Thursday, April 30, 2020

Book Report: The Bluest of Blues

8. Fiona Robinson, The Bluest of Blues: Anna Atkins and the First Book of Photographs (2019) (4/29/2020)

This lovely children's book is about English botanist and photographer Anna Atkins (1799–1871), the only daughter of renowned chemist, mineralogist, and zoologist John George Children. Raising her as a single father, he taught her to be curious, passionate, methodical, and observant. He was also close friends with photography pioneer William Henry Fox Talbot and astronomer John Herschel—who invented the cyanotype—which no doubt influenced her adoption of photography as an artistic and recording medium. She was the first person to assemble a series of photographic illustrations in a book, the self-published Photographs of British Algae: Cyanotype Impressions, in October 1843. She went on to produce two more volumes, as well as books on ferns and flowering plants. Only 17 copies of Algae, in various states of completeness, are known to exist, housed in major museums around the world. In March 2015, Google dedicated one of their doodles to her on the occasion of her 216th birthday.

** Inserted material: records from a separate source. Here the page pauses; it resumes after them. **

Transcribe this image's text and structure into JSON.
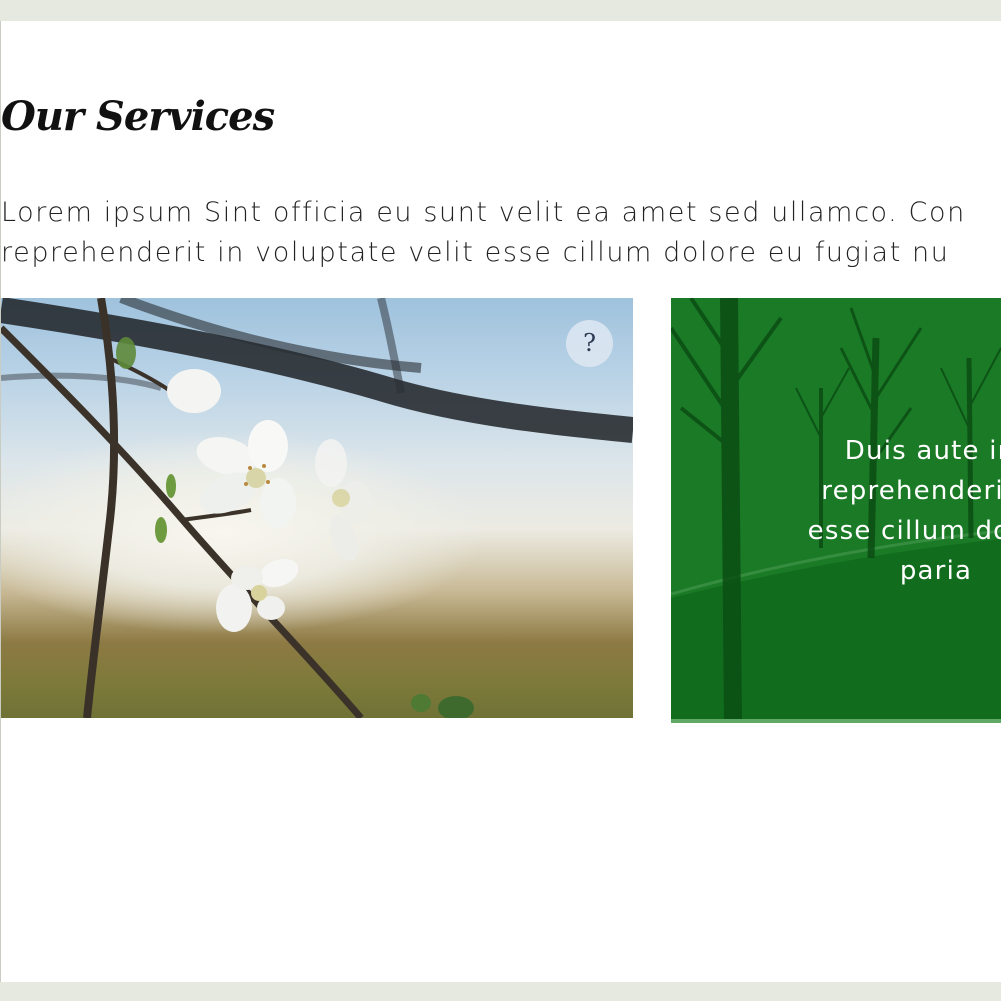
{
  "services": {
    "heading": "Our Services",
    "intro_lines": [
      "Lorem ipsum Sint officia eu sunt velit ea amet sed ullamco. Con",
      "reprehenderit in voluptate velit esse cillum dolore eu fugiat nu"
    ],
    "photo_card": {
      "help_label": "?",
      "help_icon": "question-icon"
    },
    "green_card": {
      "lines": [
        "Duis aute iru",
        "reprehenderit in",
        "esse cillum dolore",
        "paria"
      ],
      "overlay_color": "#1a7a26"
    }
  }
}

But back to Robinson's book: it is rendered mostly in blue, with occasional splashes of red, reminiscent of a poppy that, in this telling, she preserved between the leaves of a book and that launched her on her path of observing and recording. The illustrations are montages of pencil drawings, watercolor paintings, vintage fabrics and wallpapers, wood veneers, and photographs, including, of course, cyanotypes that the author made herself. She also includes instructions on how to make your own cyanotypes. It's a rich book, about a fascinating person whom I wouldn't mind traveling back in time to hang out with. Here are a few of the illustrations (as always, click on the images to see them large on black):




Atkins was also an accomplished scientific illustrator.


A page from her Algae book, with
hand-lettered caption

And to keep up the stats from the Covid-19 string of posts:

Monterey County now has 206 confirmed cases—up 58 in the last ten days—and there's been a fifth fatality.


1 comment:

Kim said...

What a find. And what a woman! I may have to get this book, “for a friend’s daughter.”